While Bitcoin is often compared with gold as a store of value, it sure hasn't behaved that way so far this year. Take a look at how it's done compared with spot gold (hint: gold is the one that's the straight line):
What did they know? As this rout was brewing last week, Chinese regulators were urging brokerages to ask investors with stock pledges to add to their collateral when shares slump below critical levels instead of closing out -- this is a way of softening the impact of any selloff.

It'll be interesting to see if this cushions the blow in mainland markets (which open in about 15 mins) and if the so-called national team -- state-backed Chinese funds called on to even out losses in times of market turmoil -- are active there today.

Mainland-traded stocks can also only fall a maximum 10 percent.
Chinese stock futures are sliding --- those on the Hang Seng, Hang Seng China Enterprises Index and the FTSE China are down more than 1.7 percent as we count down to the opens in Hong Kong and Shanghai (in about 10 minutes)
The Hang Seng China Enterprises Index --- this is the gauge of Chinese stocks listed in Hong Kong -- is down 4.5 percent in pre-market trading. It's particularly outperformed this year, racking up an improbable 19-day rally in the second half of January that brought it to its highest point since 2015.
Hong Kong and Chinese markets are now officially open -- and traders are probably wishing it was the Chinese New Year holiday already.
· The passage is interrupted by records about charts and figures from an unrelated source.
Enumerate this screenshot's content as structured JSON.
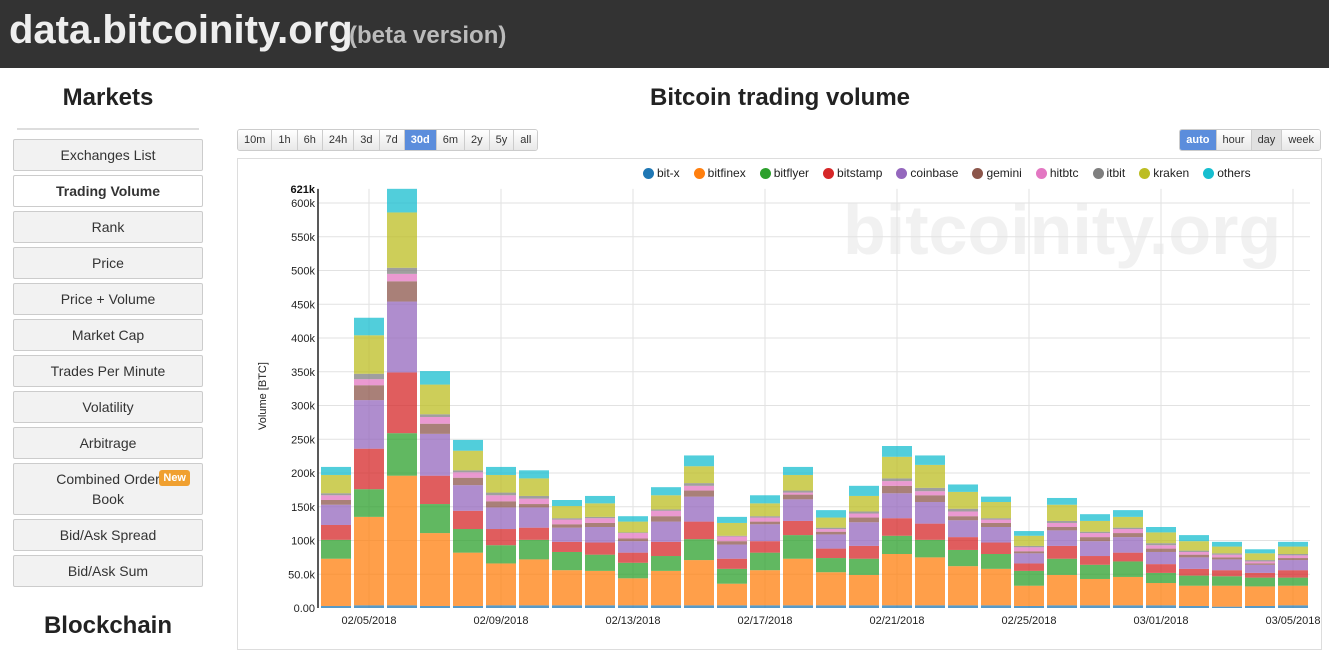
{
  "header": {
    "title": "data.bitcoinity.org",
    "subtitle": "(beta version)"
  },
  "sidebar": {
    "heading": "Markets",
    "items": [
      {
        "label": "Exchanges List"
      },
      {
        "label": "Trading Volume",
        "active": true
      },
      {
        "label": "Rank"
      },
      {
        "label": "Price"
      },
      {
        "label": "Price + Volume"
      },
      {
        "label": "Market Cap"
      },
      {
        "label": "Trades Per Minute"
      },
      {
        "label": "Volatility"
      },
      {
        "label": "Arbitrage"
      },
      {
        "label": "Combined Order Book",
        "badge": "New"
      },
      {
        "label": "Bid/Ask Spread"
      },
      {
        "label": "Bid/Ask Sum"
      }
    ],
    "heading2": "Blockchain"
  },
  "main": {
    "title": "Bitcoin trading volume",
    "timespans": [
      "10m",
      "1h",
      "6h",
      "24h",
      "3d",
      "7d",
      "30d",
      "6m",
      "2y",
      "5y",
      "all"
    ],
    "timespan_selected": "30d",
    "resolutions": [
      "auto",
      "hour",
      "day",
      "week"
    ],
    "resolution_selected": "auto",
    "watermark": "bitcoinity.org"
  },
  "chart_data": {
    "type": "bar",
    "stacked": true,
    "title": "",
    "ylabel": "Volume [BTC]",
    "xlabel": "",
    "ylim": [
      0,
      621000
    ],
    "ymax_label": "621k",
    "y_ticks": [
      "0.00",
      "50.0k",
      "100k",
      "150k",
      "200k",
      "250k",
      "300k",
      "350k",
      "400k",
      "450k",
      "500k",
      "550k",
      "600k"
    ],
    "x_tick_labels": [
      "02/05/2018",
      "02/09/2018",
      "02/13/2018",
      "02/17/2018",
      "02/21/2018",
      "02/25/2018",
      "03/01/2018",
      "03/05/2018"
    ],
    "grid": true,
    "legend_position": "top",
    "categories": [
      "02/04/2018",
      "02/05/2018",
      "02/06/2018",
      "02/07/2018",
      "02/08/2018",
      "02/09/2018",
      "02/10/2018",
      "02/11/2018",
      "02/12/2018",
      "02/13/2018",
      "02/14/2018",
      "02/15/2018",
      "02/16/2018",
      "02/17/2018",
      "02/18/2018",
      "02/19/2018",
      "02/20/2018",
      "02/21/2018",
      "02/22/2018",
      "02/23/2018",
      "02/24/2018",
      "02/25/2018",
      "02/26/2018",
      "02/27/2018",
      "02/28/2018",
      "03/01/2018",
      "03/02/2018",
      "03/03/2018",
      "03/04/2018",
      "03/05/2018"
    ],
    "series": [
      {
        "name": "bit-x",
        "color": "#1f77b4",
        "values": [
          3000,
          4000,
          4000,
          3000,
          3000,
          4000,
          4000,
          4000,
          4000,
          4000,
          4000,
          4000,
          4000,
          4000,
          4000,
          4000,
          4000,
          4000,
          4000,
          4000,
          4000,
          3000,
          4000,
          4000,
          4000,
          4000,
          3000,
          2000,
          3000,
          4000
        ]
      },
      {
        "name": "bitfinex",
        "color": "#ff7f0e",
        "values": [
          70000,
          131000,
          192000,
          108000,
          79000,
          62000,
          68000,
          52000,
          51000,
          40000,
          51000,
          67000,
          32000,
          52000,
          69000,
          49000,
          45000,
          76000,
          71000,
          58000,
          54000,
          30000,
          45000,
          39000,
          42000,
          33000,
          30000,
          31000,
          29000,
          29000
        ]
      },
      {
        "name": "bitflyer",
        "color": "#2ca02c",
        "values": [
          28000,
          41000,
          63000,
          43000,
          35000,
          27000,
          29000,
          27000,
          24000,
          23000,
          22000,
          31000,
          22000,
          26000,
          35000,
          21000,
          24000,
          27000,
          26000,
          24000,
          22000,
          22000,
          24000,
          21000,
          23000,
          15000,
          15000,
          14000,
          13000,
          12000
        ]
      },
      {
        "name": "bitstamp",
        "color": "#d62728",
        "values": [
          22000,
          60000,
          90000,
          42000,
          27000,
          24000,
          18000,
          15000,
          18000,
          15000,
          21000,
          26000,
          15000,
          17000,
          21000,
          14000,
          19000,
          26000,
          24000,
          19000,
          17000,
          11000,
          19000,
          13000,
          13000,
          13000,
          10000,
          9000,
          7000,
          11000
        ]
      },
      {
        "name": "coinbase",
        "color": "#9467bd",
        "values": [
          30000,
          72000,
          105000,
          62000,
          38000,
          32000,
          30000,
          21000,
          23000,
          17000,
          30000,
          37000,
          21000,
          25000,
          32000,
          21000,
          35000,
          37000,
          32000,
          25000,
          23000,
          15000,
          23000,
          22000,
          23000,
          18000,
          17000,
          16000,
          12000,
          15000
        ]
      },
      {
        "name": "gemini",
        "color": "#8c564b",
        "values": [
          7000,
          22000,
          30000,
          15000,
          11000,
          9000,
          5000,
          5000,
          6000,
          4000,
          8000,
          9000,
          5000,
          4000,
          7000,
          4000,
          7000,
          11000,
          10000,
          6000,
          6000,
          3000,
          5000,
          6000,
          6000,
          5000,
          4000,
          3000,
          2000,
          3000
        ]
      },
      {
        "name": "hitbtc",
        "color": "#e377c2",
        "values": [
          7000,
          9000,
          11000,
          10000,
          8000,
          9000,
          8000,
          7000,
          7000,
          8000,
          8000,
          7000,
          7000,
          6000,
          3000,
          4000,
          6000,
          7000,
          6000,
          7000,
          5000,
          6000,
          6000,
          6000,
          6000,
          5000,
          4000,
          4000,
          3000,
          4000
        ]
      },
      {
        "name": "itbit",
        "color": "#7f7f7f",
        "values": [
          3000,
          8000,
          9000,
          4000,
          3000,
          4000,
          4000,
          2000,
          2000,
          1000,
          2000,
          4000,
          1000,
          2000,
          3000,
          2000,
          3000,
          4000,
          5000,
          4000,
          2000,
          2000,
          3000,
          2000,
          2000,
          3000,
          2000,
          2000,
          2000,
          2000
        ]
      },
      {
        "name": "kraken",
        "color": "#bcbd22",
        "values": [
          27000,
          57000,
          82000,
          44000,
          29000,
          26000,
          26000,
          18000,
          20000,
          16000,
          21000,
          25000,
          19000,
          19000,
          23000,
          15000,
          23000,
          32000,
          34000,
          25000,
          24000,
          15000,
          24000,
          16000,
          16000,
          16000,
          14000,
          10000,
          10000,
          11000
        ]
      },
      {
        "name": "others",
        "color": "#17becf",
        "values": [
          12000,
          26000,
          35000,
          20000,
          16000,
          12000,
          12000,
          9000,
          11000,
          8000,
          12000,
          16000,
          9000,
          12000,
          12000,
          11000,
          15000,
          16000,
          14000,
          11000,
          8000,
          7000,
          10000,
          10000,
          10000,
          8000,
          9000,
          7000,
          6000,
          7000
        ]
      }
    ]
  }
}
Indexes including the Hang Seng and the Shanghai Composite are falling more than 1.5 percent.
Some interesting moves in the bond market today. After basking in the glow of gains as equity traders scrambled overnight, 10-year Treasury notes are falling a tad right now -- pretty understandable after a 14 basis-point drop in yields from a four-year high in the Monday session.

This revival in the bond safe-haven trade is consolation for debt-market bulls, who have been battered by expectations for a pick up in global growth and inflation, as well as the strong equity run.